If I understand his proof correctly, here is what I think it is saying:

Suppose $Y, Y'$ both satisfy the criteria to be a conditional expectation function for a random variable $X$ given a $\sigma$-algebra $\mathcal{A}$. Then if $A_{\epsilon} := \{ \omega \mid Y – Y' \geq \epsilon \}$, clearly $A_{\epsilon} \in \mathcal{A}$, and so by the criteria we have for conditional expectation, we have:

$$0 = \int \limits_{A_{\epsilon}} Y – Y' \,dP \geq \epsilon P(A_{\epsilon}) \geq 0$$ and this shows that $P(A_{\epsilon}) = 0$ for all $\epsilon > 0$.

Ok, then we note that $0 \leq P( \{\omega \mid Y – Y' > 0 \} ) = P(\bigcup \limits_{n =1}^{\infty} A_{\frac{1}{n}}) \leq \sum \limits_{n = 1}^{\infty} P(A_{\frac{1}{n}}) = \sum \limits_{n = 1}^{\infty} 0 = 0$. Thus, $P( \{\omega \mid Y – Y' \leq 0 \} ) = 1$, so $Y \leq Y'$ almost surely.

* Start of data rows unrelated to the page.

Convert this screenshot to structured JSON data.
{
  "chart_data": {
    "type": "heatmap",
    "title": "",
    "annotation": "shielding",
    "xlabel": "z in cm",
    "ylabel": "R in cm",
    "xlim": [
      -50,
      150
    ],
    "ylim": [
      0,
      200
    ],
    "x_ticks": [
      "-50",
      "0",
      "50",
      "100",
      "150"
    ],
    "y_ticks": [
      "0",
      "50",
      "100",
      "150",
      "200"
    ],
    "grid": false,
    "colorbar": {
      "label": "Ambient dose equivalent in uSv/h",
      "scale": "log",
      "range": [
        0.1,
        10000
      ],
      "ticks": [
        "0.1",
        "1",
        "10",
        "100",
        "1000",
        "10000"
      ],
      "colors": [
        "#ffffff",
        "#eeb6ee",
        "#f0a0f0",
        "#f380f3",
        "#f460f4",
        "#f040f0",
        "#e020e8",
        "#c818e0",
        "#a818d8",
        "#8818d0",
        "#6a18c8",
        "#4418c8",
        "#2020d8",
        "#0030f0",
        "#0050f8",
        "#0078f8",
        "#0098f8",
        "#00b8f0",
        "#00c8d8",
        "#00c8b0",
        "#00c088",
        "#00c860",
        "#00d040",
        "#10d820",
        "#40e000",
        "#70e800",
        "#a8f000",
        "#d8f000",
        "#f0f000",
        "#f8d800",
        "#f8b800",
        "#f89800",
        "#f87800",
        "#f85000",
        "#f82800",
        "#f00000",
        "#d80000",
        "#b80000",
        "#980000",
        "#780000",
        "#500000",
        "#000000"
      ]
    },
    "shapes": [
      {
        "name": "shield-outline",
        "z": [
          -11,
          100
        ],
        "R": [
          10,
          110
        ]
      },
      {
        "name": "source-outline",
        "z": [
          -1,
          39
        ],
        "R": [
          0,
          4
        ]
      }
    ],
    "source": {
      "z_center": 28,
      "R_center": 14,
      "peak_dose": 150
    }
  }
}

We can repeat the same proof switching $Y$ and $Y'$ to get $Y' \leq Y$ almost surely, thus they are equal almost surely.

My question:

I think the following proof is a much simpler one (using the fact that $\int \limits_{\Omega} X \,dP = 0 \implies X = 0$ almost surely). Is there any flaw in the argument below? If not, why did Durrett decide to do so many extra steps?

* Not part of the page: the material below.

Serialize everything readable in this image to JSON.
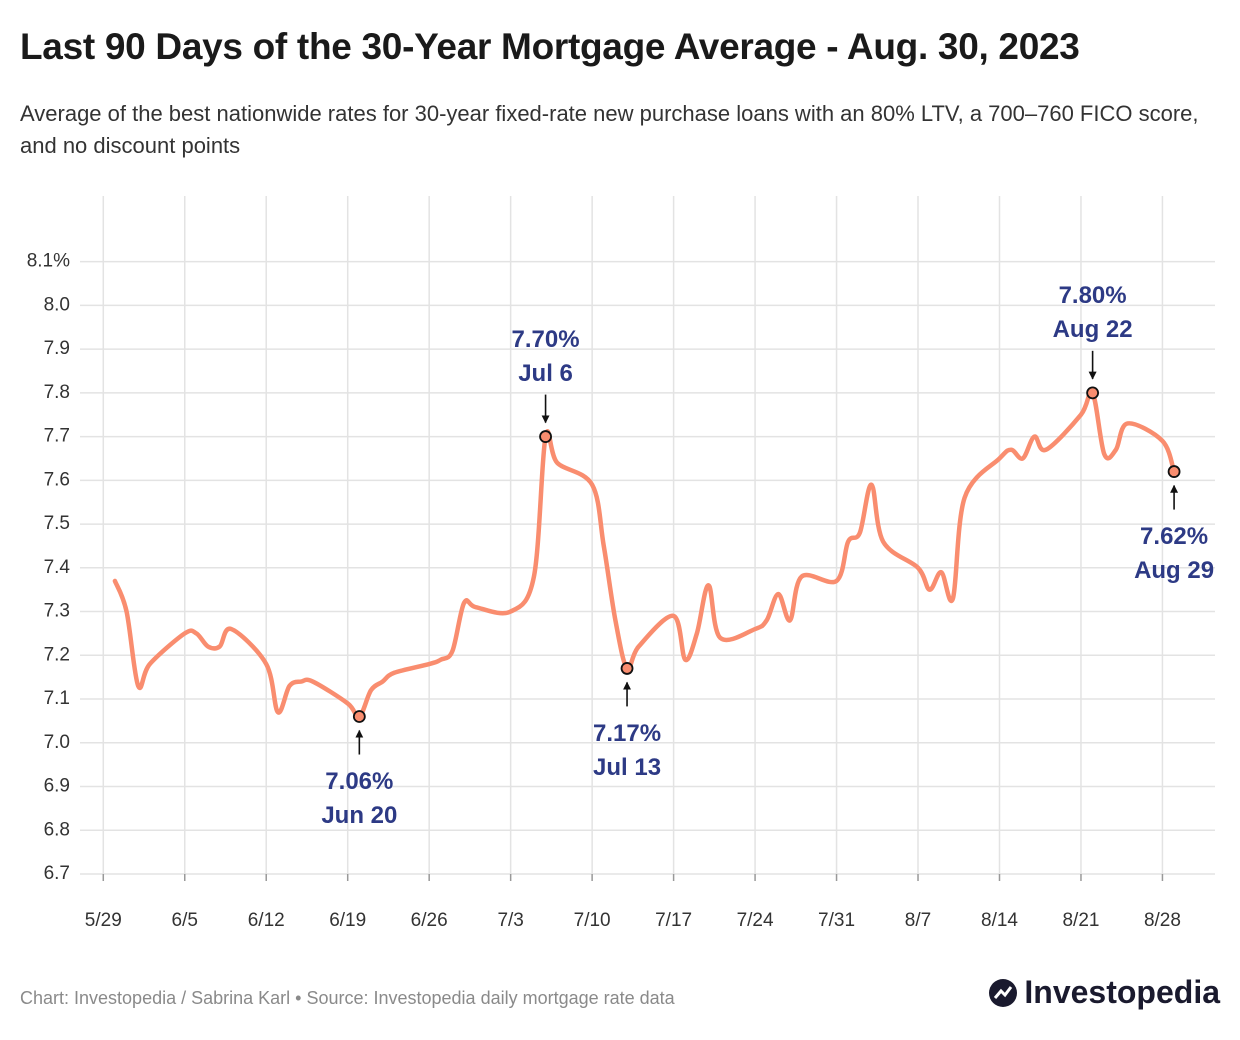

Since $\Omega \in \mathcal{A}$, we have $0 = \int \limits_{\Omega} Y – Y' \,dP$, and thus $Y – Y' = 0$ almost surely, so $Y = Y'$ a.s.

Best Answer

The problem with your argument is that $\int_{\Omega} X\,dP = 0$ does not imply that $X=0$ almost surely, unless you already know that $X \geq 0$ almost surely. Since you don't know that $Y-Y' \geq 0$ in your argument, your conclusion does not follow.